Pero no mucho después de que los Kami hubiesen empezado a poner orden en el mundo y a formar clanes con sus primeros seguidores, Fu Leng emergió de su guarida subterránea. La corrupción de Jigoku se había propagado desde el agujero de su caída hasta las tierras circundantes, y a su paso avanzaban huestes de demonios. El rostro de Kachiko se endureció hasta convertirse en una máscara de odio teñida de tristeza. —“¿Por qué no me invitasteis a competir en vuestro gran torneo?” preguntó Fu Leng a Hantei—la furia brilló como un relámpago en los ojos de la mujer, alejando cualquier rastro de tristeza. —“Podría haberos derrotado a cualquiera de vosotros con facilidad”. Los Kami miraron a su hermano caído y vieron que los celos y el deseo lo habían envilecido.
—“No sabíamos cuál había sido tu destino. Creímos que te habíamos perdido, pobre hermano. Pero ahora... Ahora vemos que en verdad así ha sido”, declaró Hantei. Kachiko asumió un nuevo papel, la espalda erguida con imperiosa autoridad. “Has sido marcado por el Infierno, por Jigoku, y solo puedes llevar a estos seres humanos a su perdición”.
—“¡Mentiras! Ni siquiera os molestasteis en buscarme cuando caí. Tú eres quien no merece gobernar a estos mortales, tú, que ni siquiera auxiliaste a tu propia estirpe. ¡Desafío tu autoridad!”, gritó Fu Leng.
Kachiko permitió que el personaje de Hantei mostrase un destello de tristeza antes de fortalecer su determinación. —Hantei reflexionó sobre este desafío, y aceptó el duelo. “Nombraré a Togashi como mi campeón”.
—Togashi dio un paso al frente; su rostro, habitualmente inescrutable, se hallaba contraído en una mueca de sufrimiento.
—“Elige un arma, hermano”, dijo Fu Leng. “Ahora te revelaré lo que sé sobre el destino”.
—Togashi contestó, “Elijo como arma todo aquello que vive en Rokugán”.
—“¡Que así sea!” Declaró Fu Leng. “Yo lanzaré a los ejércitos del infierno contra vuestros necios seguidores, y serán testigos de quien es el más fuerte, ¡quien de nosotros merece gobernar!”.
—Y así comenzó la Guerra contra Fu Leng.
La guerra en la que casi se perdió a Shukujo, la espada ancestral de la Grulla. Doji Konishiko, la antepasada de Hotaru, había sido uno de los siete Truenos mortales que lograron derrotar finalmente a Fu Leng bajo la dirección de Shinsei, el Pequeño Maestro. Konishiko había luchado junto a la actriz Shosuro, antepasada de Kachiko, así como con el shugenja Isawa, la bersérker Matsu, el duelista Mirumoto, la doncella de batalla Utaku y el guerrero Hida Atarashi.

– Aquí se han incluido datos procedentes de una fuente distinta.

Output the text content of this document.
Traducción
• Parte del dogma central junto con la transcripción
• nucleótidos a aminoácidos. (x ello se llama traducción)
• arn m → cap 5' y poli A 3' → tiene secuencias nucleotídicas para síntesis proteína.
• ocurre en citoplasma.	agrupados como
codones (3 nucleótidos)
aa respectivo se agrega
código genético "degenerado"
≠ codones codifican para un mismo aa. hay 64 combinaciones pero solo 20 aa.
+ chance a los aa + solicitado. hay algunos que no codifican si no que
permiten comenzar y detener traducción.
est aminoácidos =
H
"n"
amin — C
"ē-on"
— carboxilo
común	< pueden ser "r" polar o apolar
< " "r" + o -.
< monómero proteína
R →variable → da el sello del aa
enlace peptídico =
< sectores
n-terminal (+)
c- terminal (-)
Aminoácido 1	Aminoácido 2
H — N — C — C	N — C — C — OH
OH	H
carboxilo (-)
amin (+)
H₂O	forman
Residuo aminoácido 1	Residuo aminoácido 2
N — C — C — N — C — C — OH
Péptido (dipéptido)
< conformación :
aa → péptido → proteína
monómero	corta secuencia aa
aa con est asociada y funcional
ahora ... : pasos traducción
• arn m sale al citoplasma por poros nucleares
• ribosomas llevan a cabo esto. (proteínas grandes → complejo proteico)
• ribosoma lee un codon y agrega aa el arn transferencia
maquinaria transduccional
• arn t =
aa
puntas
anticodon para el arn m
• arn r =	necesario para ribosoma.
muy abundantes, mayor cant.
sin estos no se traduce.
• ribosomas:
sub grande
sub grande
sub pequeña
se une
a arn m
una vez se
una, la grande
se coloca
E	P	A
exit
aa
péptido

Habían pasado mil años. Un día recaería en Hotaru la responsabilidad de empuñar a Shukujo. Si tan sólo pudiese demostrarle su valía a su padre...
Por fin, la nieve comenzó a caer. Hotaru cogió su paraguas de papel y se levantó de su asiento.
—Kachiko—empezó, acercándose y abriendo su paraguas para resguardarlas a ambas del frío viento—. ¿Creéis en las profecías de la Orden de los Siete Truenos? ¿Creéis que el ciclo se repetirá después de mil años y que los Truenos regresarán?
Kachiko se quedó muy quieta, esperando oír las palabras que pendían del aire, sin pronunciar. Su rostro se suavizó.
—Porque lucharía a vuestro lado—susurró Hotaru. El viento sopló con más fuerza, y un escalofrío recorrió su espalda.
Kachiko posó una mano en el mango del paraguas para ayudarle a sujetarlo, y la miró. Era la primera vez que Hotaru vislumbraba auténtica vulnerabilidad en aquella mujer inquebrantable.
Hotaru no podía fingir una crueldad que no albergaba, no podía maquinar como lo hacían los Escorpión. Y no traicionaría a Kachiko. —Sé que no tengo derecho a pedírtelo—¿Quién se atrevería a pedirle que traicionara a su clan? Y, sin embargo, debo hacerlo. Y al hacerlo, pondré mi honor en sus manos—. Pero… ¿Me ayudarás?